La laguna de Catemaco es, cada primer viernes de marzo punto de encuentro de los chamanes, herederos de los brujos olmecas, que se reúnen aquí entre la algarabía turística (los visitantes se cuentan por miles) para conjurar a los acechantes espíritus malignos, los legendarios “chaneques” que se esconden en la maleza. La llegada de la religión católica también aportó su granito de arena a la iconografía popular, pues se empezó a hablar de apariciones de la Virgen del Carmen a orillas de la laguna. Por parte de padre o por parte de madre, Catemaco emana espiritualidad. Y la espiritualidad, como sucede en cualquier santuario, tiene un precio. Eso lo sabe muy bien la legión de políticos, artistas y poderosos hombres de negocios que, cuentan las lenguas afiladas, se confunden entre la nómina de clientes de estos hechiceros.
Por parte de padre o por parte de madre, Catemaco emana espiritualidad. Y la espiritualidad, como sucede en cualquier santuario, tiene un precio
De nuevo en la barca, Adán nos conduce con habilidad rutinaria hasta el islote de los monos, adocenados por la habitual presencia de curiosos.

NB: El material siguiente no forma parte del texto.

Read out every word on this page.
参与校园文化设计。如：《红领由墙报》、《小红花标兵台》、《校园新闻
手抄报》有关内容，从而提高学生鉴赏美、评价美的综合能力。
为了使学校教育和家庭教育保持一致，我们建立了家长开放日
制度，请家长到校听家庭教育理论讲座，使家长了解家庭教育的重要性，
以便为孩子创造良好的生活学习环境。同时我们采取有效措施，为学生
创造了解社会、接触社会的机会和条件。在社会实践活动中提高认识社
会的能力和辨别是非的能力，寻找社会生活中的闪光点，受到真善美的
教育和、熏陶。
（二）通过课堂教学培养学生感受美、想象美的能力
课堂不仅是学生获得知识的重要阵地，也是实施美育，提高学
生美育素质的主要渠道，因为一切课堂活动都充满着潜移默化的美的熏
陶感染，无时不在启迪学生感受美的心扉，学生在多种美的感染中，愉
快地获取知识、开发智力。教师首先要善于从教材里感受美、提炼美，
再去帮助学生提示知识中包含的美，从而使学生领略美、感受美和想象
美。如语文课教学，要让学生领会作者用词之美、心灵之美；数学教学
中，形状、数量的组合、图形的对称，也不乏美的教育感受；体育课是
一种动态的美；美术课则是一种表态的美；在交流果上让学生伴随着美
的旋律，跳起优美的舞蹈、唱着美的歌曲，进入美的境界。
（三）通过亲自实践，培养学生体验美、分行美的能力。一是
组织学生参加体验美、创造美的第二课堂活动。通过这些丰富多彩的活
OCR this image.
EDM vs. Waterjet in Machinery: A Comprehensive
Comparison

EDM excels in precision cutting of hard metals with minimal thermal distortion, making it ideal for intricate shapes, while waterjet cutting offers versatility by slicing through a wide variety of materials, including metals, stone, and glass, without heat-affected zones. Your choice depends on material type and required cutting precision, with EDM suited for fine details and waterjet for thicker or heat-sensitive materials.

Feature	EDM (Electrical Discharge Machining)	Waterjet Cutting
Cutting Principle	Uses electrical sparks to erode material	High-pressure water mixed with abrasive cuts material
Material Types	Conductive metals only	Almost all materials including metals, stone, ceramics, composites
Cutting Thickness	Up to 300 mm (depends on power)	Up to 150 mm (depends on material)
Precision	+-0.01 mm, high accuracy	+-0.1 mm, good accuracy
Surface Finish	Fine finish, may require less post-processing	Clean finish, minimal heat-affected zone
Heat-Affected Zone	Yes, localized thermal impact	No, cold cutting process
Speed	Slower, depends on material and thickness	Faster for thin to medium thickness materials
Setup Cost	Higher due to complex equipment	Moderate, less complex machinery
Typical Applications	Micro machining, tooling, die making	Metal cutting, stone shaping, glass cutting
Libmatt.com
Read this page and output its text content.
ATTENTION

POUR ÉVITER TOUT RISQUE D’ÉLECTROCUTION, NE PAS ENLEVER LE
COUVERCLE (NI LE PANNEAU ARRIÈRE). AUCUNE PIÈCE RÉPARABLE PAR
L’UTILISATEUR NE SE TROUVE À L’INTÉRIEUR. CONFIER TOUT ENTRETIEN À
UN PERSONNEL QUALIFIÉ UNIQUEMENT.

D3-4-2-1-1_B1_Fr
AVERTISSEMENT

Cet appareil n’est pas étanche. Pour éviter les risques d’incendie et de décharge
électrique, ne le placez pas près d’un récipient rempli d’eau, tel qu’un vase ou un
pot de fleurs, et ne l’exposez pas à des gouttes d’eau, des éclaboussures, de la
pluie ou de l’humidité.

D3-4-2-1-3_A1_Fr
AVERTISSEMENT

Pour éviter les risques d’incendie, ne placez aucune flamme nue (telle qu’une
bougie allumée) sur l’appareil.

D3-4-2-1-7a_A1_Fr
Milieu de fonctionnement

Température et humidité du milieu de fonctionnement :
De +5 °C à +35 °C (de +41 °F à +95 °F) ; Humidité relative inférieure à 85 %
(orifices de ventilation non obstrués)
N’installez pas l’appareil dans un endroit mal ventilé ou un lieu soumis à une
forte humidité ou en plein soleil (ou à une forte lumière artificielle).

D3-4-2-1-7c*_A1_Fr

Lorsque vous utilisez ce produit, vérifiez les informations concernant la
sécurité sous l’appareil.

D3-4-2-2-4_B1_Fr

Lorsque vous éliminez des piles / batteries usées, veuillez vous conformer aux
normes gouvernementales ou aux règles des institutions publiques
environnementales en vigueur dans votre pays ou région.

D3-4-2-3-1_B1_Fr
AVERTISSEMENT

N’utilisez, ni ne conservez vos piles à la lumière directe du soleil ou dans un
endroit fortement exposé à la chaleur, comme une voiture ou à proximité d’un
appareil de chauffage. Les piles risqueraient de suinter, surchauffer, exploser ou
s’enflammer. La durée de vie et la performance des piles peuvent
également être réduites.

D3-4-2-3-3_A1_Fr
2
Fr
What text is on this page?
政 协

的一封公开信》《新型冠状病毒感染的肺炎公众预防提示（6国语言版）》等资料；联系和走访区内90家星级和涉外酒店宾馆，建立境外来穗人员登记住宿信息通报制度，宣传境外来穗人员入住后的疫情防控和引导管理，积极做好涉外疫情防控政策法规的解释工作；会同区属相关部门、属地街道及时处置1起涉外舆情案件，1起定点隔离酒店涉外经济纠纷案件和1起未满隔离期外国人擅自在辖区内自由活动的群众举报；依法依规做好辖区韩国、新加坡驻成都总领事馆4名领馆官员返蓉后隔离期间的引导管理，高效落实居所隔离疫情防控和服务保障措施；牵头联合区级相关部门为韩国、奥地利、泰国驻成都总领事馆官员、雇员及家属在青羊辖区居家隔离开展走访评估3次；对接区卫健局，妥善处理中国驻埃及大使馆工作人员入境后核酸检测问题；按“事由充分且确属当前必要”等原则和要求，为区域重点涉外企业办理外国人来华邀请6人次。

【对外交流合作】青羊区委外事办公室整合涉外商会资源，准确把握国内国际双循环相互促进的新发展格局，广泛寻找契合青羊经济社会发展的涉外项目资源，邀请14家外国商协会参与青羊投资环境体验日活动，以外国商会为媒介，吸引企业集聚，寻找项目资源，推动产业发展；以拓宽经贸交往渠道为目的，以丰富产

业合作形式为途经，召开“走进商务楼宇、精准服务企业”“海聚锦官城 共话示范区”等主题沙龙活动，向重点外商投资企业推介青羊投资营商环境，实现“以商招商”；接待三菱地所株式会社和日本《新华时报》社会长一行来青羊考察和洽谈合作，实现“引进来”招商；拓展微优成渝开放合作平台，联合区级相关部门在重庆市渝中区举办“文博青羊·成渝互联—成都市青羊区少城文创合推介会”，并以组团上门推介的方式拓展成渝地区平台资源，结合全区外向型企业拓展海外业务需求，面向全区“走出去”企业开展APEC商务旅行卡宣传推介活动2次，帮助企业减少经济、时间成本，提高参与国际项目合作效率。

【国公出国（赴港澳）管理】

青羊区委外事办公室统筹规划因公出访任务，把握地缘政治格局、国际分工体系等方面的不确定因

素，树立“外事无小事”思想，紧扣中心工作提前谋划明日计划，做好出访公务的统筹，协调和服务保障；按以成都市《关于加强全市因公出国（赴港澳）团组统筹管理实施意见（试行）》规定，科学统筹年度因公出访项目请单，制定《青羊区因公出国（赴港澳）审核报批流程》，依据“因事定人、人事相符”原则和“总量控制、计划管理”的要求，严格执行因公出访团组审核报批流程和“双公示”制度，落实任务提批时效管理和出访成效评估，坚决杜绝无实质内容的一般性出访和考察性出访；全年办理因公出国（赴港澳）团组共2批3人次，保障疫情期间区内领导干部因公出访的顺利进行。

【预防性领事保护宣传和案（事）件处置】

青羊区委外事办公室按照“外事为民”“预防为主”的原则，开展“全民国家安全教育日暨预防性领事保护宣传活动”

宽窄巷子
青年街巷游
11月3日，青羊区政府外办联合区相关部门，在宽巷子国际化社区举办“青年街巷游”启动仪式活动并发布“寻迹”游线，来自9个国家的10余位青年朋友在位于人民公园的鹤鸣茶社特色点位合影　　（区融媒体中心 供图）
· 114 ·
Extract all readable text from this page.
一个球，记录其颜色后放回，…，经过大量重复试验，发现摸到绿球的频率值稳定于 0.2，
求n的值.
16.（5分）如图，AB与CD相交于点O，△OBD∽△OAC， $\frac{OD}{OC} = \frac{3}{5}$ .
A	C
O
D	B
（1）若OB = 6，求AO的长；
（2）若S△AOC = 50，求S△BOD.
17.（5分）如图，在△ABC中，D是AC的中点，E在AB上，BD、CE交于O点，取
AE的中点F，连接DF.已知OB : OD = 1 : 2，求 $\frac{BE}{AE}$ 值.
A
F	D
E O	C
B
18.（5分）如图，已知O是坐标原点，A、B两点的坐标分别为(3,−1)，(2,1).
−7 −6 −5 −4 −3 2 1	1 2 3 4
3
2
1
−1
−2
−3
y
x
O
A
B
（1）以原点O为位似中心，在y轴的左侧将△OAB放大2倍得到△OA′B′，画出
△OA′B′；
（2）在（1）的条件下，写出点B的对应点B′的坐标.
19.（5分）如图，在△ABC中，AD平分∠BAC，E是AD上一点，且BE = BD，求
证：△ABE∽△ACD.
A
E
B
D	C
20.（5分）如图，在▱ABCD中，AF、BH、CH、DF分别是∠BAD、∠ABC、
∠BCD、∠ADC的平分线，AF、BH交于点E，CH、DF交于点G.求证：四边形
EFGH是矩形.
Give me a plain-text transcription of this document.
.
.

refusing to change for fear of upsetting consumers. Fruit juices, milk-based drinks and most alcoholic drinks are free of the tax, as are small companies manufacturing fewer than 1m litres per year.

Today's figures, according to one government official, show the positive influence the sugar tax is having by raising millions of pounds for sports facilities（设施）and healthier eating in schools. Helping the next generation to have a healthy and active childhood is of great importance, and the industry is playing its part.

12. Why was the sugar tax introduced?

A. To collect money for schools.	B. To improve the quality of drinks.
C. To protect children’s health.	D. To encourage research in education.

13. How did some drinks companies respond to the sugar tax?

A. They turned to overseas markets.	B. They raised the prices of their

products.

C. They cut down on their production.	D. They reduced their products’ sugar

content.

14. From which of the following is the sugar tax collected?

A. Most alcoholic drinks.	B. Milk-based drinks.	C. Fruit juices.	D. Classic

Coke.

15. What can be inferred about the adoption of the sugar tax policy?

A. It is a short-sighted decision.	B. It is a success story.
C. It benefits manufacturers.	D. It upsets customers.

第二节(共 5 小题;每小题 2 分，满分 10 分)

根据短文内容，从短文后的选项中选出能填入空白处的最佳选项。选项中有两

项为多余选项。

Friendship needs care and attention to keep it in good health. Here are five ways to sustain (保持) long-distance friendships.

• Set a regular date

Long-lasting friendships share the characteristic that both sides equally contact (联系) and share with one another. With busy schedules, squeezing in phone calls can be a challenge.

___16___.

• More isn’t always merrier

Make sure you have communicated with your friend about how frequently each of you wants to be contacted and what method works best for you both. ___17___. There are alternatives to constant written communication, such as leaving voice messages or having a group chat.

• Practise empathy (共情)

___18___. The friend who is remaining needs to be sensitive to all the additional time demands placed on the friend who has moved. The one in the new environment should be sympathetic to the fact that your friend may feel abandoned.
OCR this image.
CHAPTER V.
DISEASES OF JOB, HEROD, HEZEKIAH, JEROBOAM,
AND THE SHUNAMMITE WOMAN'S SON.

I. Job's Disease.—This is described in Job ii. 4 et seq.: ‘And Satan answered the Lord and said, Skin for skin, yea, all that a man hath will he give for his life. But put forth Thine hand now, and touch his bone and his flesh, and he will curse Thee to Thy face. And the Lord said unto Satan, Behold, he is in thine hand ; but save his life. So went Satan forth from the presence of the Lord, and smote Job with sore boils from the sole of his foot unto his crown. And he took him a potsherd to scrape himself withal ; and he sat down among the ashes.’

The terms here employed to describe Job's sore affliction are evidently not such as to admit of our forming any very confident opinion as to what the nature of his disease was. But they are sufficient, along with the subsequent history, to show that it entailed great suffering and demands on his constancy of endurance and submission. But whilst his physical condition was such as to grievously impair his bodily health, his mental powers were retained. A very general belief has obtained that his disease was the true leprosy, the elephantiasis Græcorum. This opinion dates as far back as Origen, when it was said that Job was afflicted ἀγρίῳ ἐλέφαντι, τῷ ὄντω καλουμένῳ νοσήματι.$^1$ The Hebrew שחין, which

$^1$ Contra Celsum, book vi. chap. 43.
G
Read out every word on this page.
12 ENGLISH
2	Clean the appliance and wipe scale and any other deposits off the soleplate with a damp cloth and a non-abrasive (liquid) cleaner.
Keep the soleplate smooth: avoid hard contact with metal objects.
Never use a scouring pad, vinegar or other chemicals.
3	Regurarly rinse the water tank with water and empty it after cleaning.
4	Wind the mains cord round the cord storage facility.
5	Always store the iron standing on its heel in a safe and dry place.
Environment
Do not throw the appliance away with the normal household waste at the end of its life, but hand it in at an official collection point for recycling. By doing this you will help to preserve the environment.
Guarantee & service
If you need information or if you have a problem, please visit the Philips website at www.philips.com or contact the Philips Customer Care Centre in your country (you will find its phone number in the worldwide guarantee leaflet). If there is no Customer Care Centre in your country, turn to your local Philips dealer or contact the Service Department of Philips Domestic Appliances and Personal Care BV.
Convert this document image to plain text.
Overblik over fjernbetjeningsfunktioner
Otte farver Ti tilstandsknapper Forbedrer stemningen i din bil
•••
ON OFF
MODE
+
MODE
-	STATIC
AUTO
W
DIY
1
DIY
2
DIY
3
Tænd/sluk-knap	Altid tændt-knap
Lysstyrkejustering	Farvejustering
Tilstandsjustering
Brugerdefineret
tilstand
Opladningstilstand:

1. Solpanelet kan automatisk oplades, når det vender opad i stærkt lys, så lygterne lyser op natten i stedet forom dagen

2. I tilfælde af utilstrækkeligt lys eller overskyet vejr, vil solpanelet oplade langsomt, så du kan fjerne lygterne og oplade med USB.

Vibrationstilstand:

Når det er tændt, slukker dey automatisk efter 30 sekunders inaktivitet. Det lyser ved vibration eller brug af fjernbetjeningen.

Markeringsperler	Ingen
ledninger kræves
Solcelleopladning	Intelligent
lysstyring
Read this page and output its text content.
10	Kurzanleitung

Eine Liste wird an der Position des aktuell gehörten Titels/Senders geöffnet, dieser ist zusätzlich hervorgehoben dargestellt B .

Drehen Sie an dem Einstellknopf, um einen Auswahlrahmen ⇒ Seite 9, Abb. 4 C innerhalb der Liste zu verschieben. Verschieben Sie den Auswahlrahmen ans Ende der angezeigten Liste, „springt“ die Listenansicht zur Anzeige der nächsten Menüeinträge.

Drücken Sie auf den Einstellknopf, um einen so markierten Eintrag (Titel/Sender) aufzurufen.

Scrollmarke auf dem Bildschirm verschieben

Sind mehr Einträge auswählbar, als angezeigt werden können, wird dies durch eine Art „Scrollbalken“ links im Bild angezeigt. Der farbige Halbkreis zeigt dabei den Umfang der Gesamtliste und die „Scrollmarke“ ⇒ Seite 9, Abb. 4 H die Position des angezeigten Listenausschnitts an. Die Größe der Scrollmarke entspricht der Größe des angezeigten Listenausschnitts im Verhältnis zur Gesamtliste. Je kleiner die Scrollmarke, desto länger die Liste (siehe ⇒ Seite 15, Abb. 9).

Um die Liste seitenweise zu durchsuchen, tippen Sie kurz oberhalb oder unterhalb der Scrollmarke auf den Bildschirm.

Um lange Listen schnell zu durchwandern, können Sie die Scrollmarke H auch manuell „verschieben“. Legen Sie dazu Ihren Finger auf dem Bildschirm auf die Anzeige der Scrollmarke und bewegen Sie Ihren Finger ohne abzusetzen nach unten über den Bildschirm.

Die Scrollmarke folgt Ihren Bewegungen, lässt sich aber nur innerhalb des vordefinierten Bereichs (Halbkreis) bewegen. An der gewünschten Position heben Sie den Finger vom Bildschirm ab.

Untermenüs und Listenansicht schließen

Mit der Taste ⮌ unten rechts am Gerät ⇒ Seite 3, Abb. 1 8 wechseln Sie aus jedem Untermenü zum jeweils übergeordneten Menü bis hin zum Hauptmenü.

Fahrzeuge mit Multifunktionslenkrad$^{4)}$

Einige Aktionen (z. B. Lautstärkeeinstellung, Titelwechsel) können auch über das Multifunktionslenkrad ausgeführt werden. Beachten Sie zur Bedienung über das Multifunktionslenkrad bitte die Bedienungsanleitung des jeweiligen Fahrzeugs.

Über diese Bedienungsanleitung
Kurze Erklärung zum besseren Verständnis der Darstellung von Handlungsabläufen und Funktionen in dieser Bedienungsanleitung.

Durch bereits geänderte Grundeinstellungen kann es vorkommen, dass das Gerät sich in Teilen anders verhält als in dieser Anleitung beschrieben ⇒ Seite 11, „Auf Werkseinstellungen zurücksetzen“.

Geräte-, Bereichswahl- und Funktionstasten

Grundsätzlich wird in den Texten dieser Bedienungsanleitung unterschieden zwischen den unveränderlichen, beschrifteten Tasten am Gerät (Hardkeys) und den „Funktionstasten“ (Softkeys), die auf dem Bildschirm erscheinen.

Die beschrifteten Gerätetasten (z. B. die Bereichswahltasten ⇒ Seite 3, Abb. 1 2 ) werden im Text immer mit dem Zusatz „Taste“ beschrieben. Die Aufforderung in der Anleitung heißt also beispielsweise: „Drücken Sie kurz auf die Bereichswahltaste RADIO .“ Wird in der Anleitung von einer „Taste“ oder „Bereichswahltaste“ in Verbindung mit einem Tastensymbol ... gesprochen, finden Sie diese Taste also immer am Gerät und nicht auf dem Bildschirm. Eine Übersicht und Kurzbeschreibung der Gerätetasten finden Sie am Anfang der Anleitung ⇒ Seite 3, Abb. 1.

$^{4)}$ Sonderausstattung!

Cada guía hace gala entonces de sus dotes de timonel para acercar lo más posible su barca a la orilla, algo similar a lo que ocurre en el lejano Masai Mara con los jeeps. Los flashes se disparan, las manos se acercan a los despreocupados animales y el viajero se pregunta, ante las generales y primarias muestras de alborozo: ¿Quiénes son los monos? ¿Ellos o nosotros? Yo confieso que me sentí más cerca de los macacos, que al menos persiguen un objetivo vital: obtener su diaria ración de alimento.
Por las aguas de la laguna navegan a la deriva leyendas como la de “la llorona”, el espectro de una madre en busca de sus hijos, a los que habría ahogado deseseperada antes de suicidarse tras ser abandonada por un hidalgo español durante la época colonial. Otros ven en esa figura patética de las tinieblas el alma en pena de la propia Malinche, la siempre incomprendida amante de Hernán Cortés, que purgaría así su traición a los aztecas.
Tras la excursión lanchera, comemos en el restaurante «Palapas», que esparce al viento de la laguna un aroma de chiringuito playero mediterráneo. Junto a las mesas de la terraza hay un altar a la Virgen de Guadalupe que parece un milloncete, repleto de luces y colores. De primero, una copa de camarones nadando en jugo y mojarra a la veracruzana, un pescado que nos sirven reseco y escurrido en carnes. Durante la comida, se suceden las visitas de pedigüeños con dispares mercancías. La música distorsionada de una banda callejera provista de una rudimentaria marimba no deja de sonar con la misma contundencia que el muy español espectáculo de la cabra danzante.
Estos humildísimos músicos callejeros sólo claudican cuando otros tres colegas de la cofradía de los buscavidas, uno de ellos sumamente caquéctico, aterrizan con su primario teclado junto a las mesas y ahogan con su serenata la de sus predecesores. Nadie se queja mientras dejan caer rítmicamente sus varillas de madera sobre el desastrado xilofón, pese a que no podemos cruzar palabra en toda la comida, regada con una Modelo y rematada con un insípido café. De nuevo en carretera, una sensación de adocenamiento me impide concentrarme en otra cosa que no sea la ristra de casuchas que jalonan sus márgenes, medio anegados por la acechante proximidad del mar.